Рувим, сцепив на коленях пальцы в замок, вглядывался в молодого красавца с ребенком на руках.
— Это я вас держу… — сказал Рувим Веселовский. — Как же вы не узнаёте!
— Я вам не верю! — строго сказала Лейла. — Как вам не стыдно! Вы не Курт! — Она, прищурив для зоркости глаза, уставилась, не мигая, на сидящего перед ней плешивого старика с красными прожилками на морщинистых дряблых щеках, с коричневыми пятнами на тыльной стороне ладоней. — И ни капли на него не похожи!

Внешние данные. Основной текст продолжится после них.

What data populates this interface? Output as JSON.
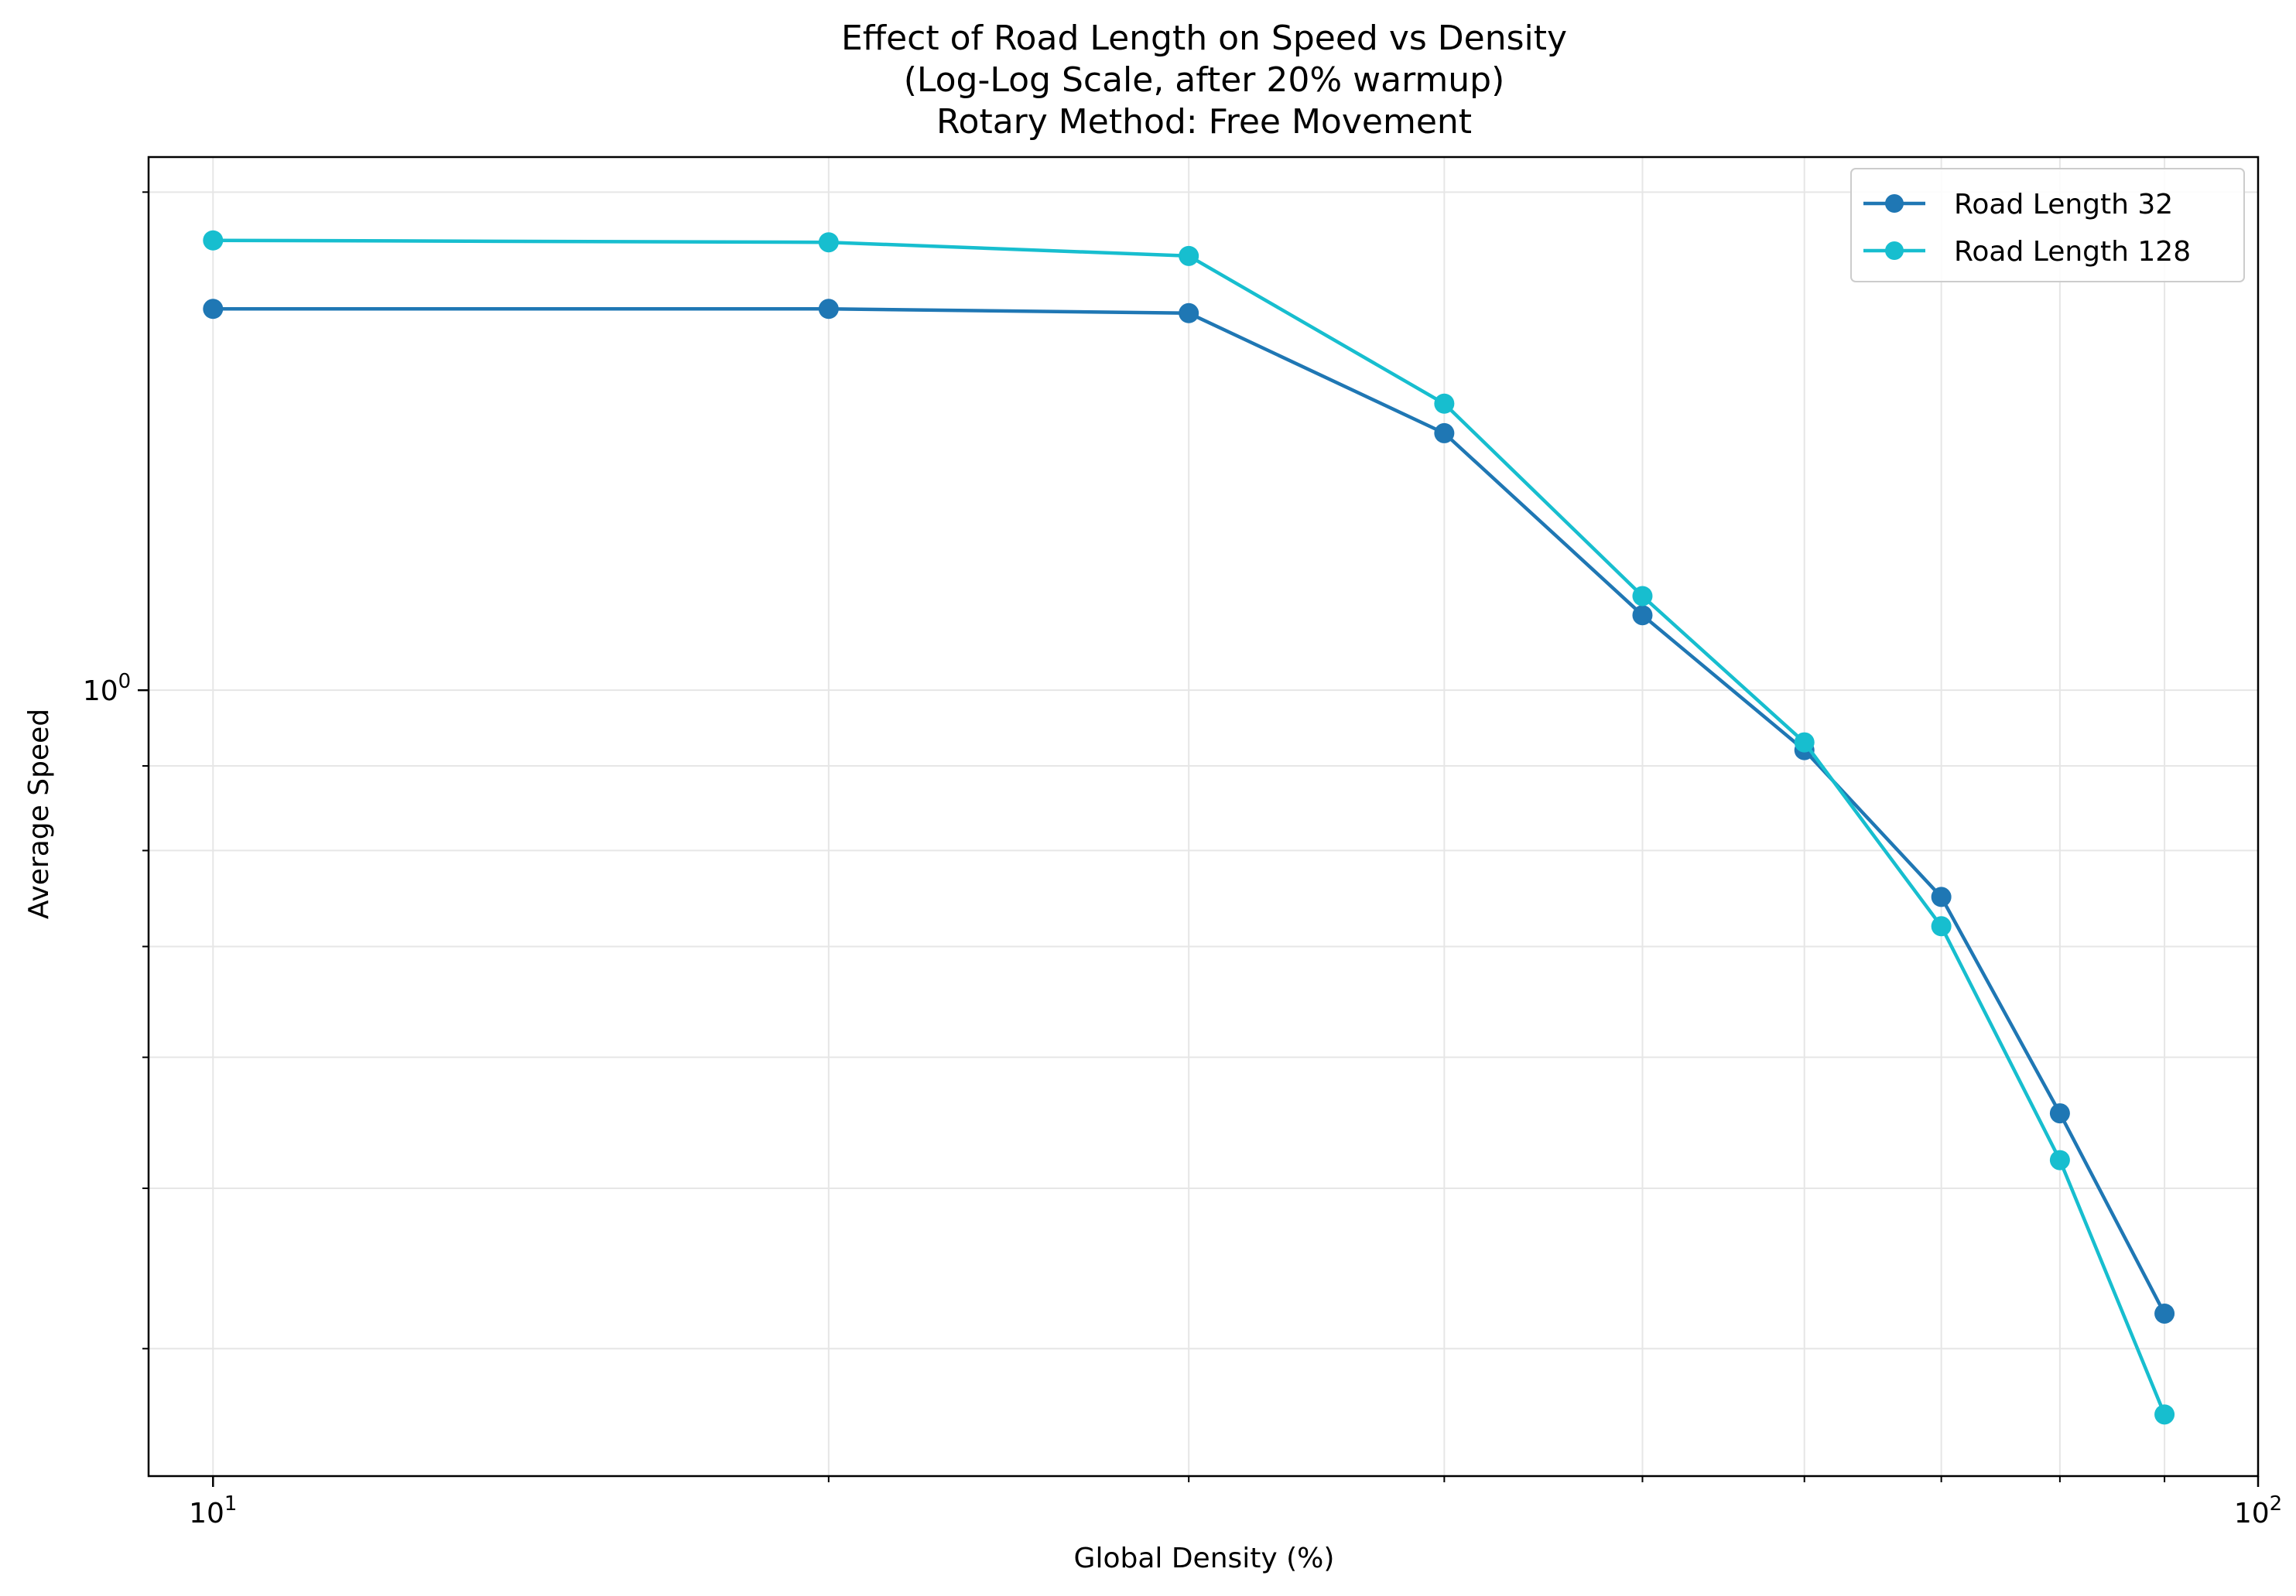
{
  "chart_data": {
    "type": "line",
    "title_lines": [
      "Effect of Road Length on Speed vs Density",
      "(Log-Log Scale, after 20% warmup)",
      "Rotary Method: Free Movement"
    ],
    "xlabel": "Global Density (%)",
    "ylabel": "Average Speed",
    "xscale": "log",
    "yscale": "log",
    "xlim": [
      9.3,
      100
    ],
    "ylim": [
      0.335,
      2.1
    ],
    "grid": true,
    "legend_position": "top-right",
    "x_major_ticks": [
      {
        "value": 10,
        "base": "10",
        "exp": "1"
      },
      {
        "value": 100,
        "base": "10",
        "exp": "2"
      }
    ],
    "y_major_ticks": [
      {
        "value": 1,
        "base": "10",
        "exp": "0"
      }
    ],
    "x_minor_ticks": [
      20,
      30,
      40,
      50,
      60,
      70,
      80,
      90
    ],
    "y_minor_ticks": [
      0.4,
      0.5,
      0.6,
      0.7,
      0.8,
      0.9,
      2.0
    ],
    "x": [
      10,
      20,
      30,
      40,
      50,
      60,
      70,
      80,
      90
    ],
    "series": [
      {
        "name": "Road Length 32",
        "color": "#1f77b4",
        "values": [
          1.7,
          1.7,
          1.69,
          1.43,
          1.11,
          0.92,
          0.75,
          0.555,
          0.42
        ]
      },
      {
        "name": "Road Length 128",
        "color": "#17becf",
        "values": [
          1.87,
          1.865,
          1.83,
          1.49,
          1.14,
          0.93,
          0.72,
          0.52,
          0.365
        ]
      }
    ]
  }
}
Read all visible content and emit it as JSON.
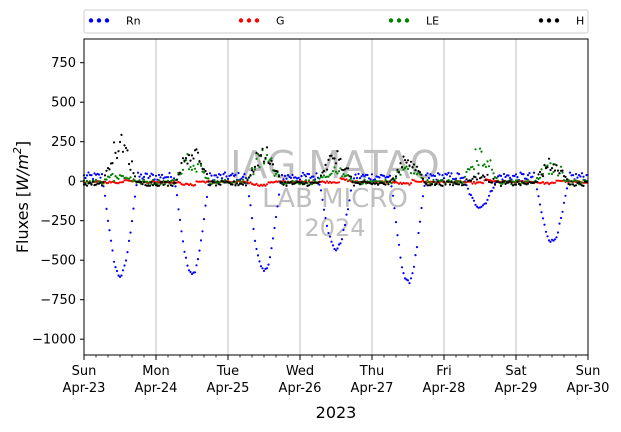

Артем Каратута, сидевший неподвижно на краешке топчана, удивился: почему это Рувиму должно быть стыдно? За что? Это уже чересчур… И нечего тут распинаться и доказывать, кто Курт, а кто не Курт.
— Пойдем, Рувим, — сказал Артем Каратута. — Бесполезное дело…
Превозмогая боль в ногах и сбитом копчике, он стал медленно подниматься с топчана. Более всего на свете ему не хотелось сейчас снова садиться на лошадь; он думал об этом обреченно, с тяжкой тоской.
— Да, идите, — сказала Лейла Куртовна. — В соседней кибитке никого нет, можете там переночевать.
Они вышли, не прощаясь.
А Лейла Куртовна прикрутила фитиль в керосиновой лампе, но не до конца; комната погрузилась в желтоватый полумрак. Сидя на дачном стуле, она рассеянно глядела в окно, за которым ничего нельзя было вначале разглядеть, кроме ночи. Потом как бы из ничего, из тьмы возникла картина и Лейла напрягла зрение: красивый Курт бережно и с любовью держал ее на руках и мама тут стояла, рядом.
А Рувиму Веселовскому места на этой картине не нашлось.